Posted 24th September 2010
The issue of ‘racist kids’ resurfaced in the media again yesterday, prompted by a Daily Mail piece which was itself prompted by some excellent writing by several black and Asian authors in this months issue of Prospect Magazine. In a live LBC phone-in I was amazed at the muddled-up defence of government racist incident reporting in primaries and nurseries put forward by Weyman Bennett, joint secretary of Unite Against Fascism. LBC presenter Petrie Hosken was incredulous that schools and nurseries were being pressurised to chase down “racist” incidents. Weyman’s contribution to the discussion could have been written for him by state policymakers who take the view that racism must be ‘nipped in the bud’ at the earliest age and government regulation is the only way to go about it.
The idea that racism incubates in little kids and, without early years intervention, spills into adulthood is daft. Petrie wondered if Weyman agreed that as far as everyday racism is concerned society had improved considerably over recent decades: Weyman (aged 46) said this: “Of course there’s been changes. When I was at school there was none of this [state intervention]. It was terrible the level of racial bullying… [ ] The reason why [society] has changed is because things have been implemented in order to stop the level of racism as existed then …”
Hmm, strange that he feels government intervention on recording and reporting all incidents of childish banter and name-calling (which only began in 2002) has made the world a better place since his schooldays in the 1970s? And surely - following this argument - the very absence of in-school official anti-racism back in Weyman’s day would have allowed a generation of kids (untouched by our caring state’s ‘nip it in the bud’ procedures) to flower into a generation of racist adults? (We didn't).

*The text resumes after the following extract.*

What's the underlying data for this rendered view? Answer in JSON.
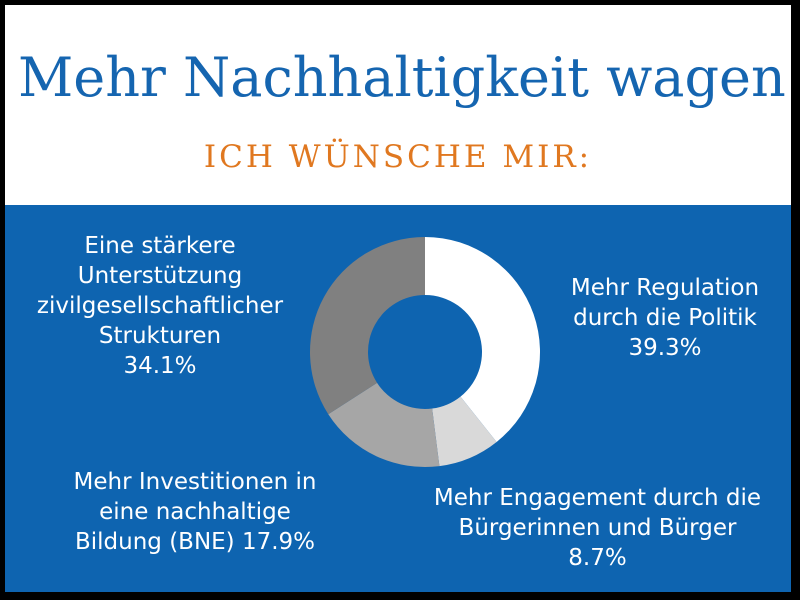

Stranger still that Weyman, a leading member of the Socialist Workers Party, would then say “We have to accept there are a number of parents that are racist, that teach their children to be racist and what the school has to do [ ] is to try to adjust those things… [ ] The best time to deal with it is not when they’re 17 - not when they’re adults because usually by then its too late”. Too late? I guess if we encounter a racist adult we should just scream 'nazi' at them - or thump them. In one stroke Weyman signs up to the view that the source of British racism emanates from ‘the parents’ and that its only state intervention at the earliest age that can save us from ourselves (is 'parents' code for 'the ignorant lower orders' Weyman?). Perhaps Unite Against Fascism should help the state out by diverting its efforts into opening up UAF sunday schools and kindergartens?
Of course individual prejudices against ethnic minorities do persist and sometimes take an offensive or violent form. But today, it’s the rarity of this kind of prejudice that makes it so shocking to us. The significant change is that individual racism no longer enjoys official sanction – and the experience of a growing melting pot of diversity is partly responsible for this (and something to celebrate). We have to avoid the copy and paste mentality that harks back to a time when racism was a social force in society (driven along by politicians, magistrates and the police). If we don’t do this we risk buying-in to the new ‘official anti-racism’ ever eager to confer the state with moral superiority over the ‘bigoted masses’. Advocates of official in-school racist incident reporting are all too happy to re-locate racism as purely a human flaw or social illness (and often hint that working class families are its epicentre). In the process we are discretely invited to approve measures – as Weyman Bennett did on LBC – that “track” and label kids as in some way tainted or infected. The top-down ‘social force’ that minorities and left-wing groups so stridently opposed in the past is thus swapped-out by the state with the idea that racism's social force independently resides in you and me and our children.
The playground is a messy, exuberant place full of banter and name-calling. Only a tiny number of the 35,000 incidents reported last year could ever be reasonably ascribed the term “racism”. And yet these figures are routinely used to open the gate to race-awareness interventions that threaten to racialise a generation of kids more culturally and biologically mixed and more capable of transcending race that at any time in British history.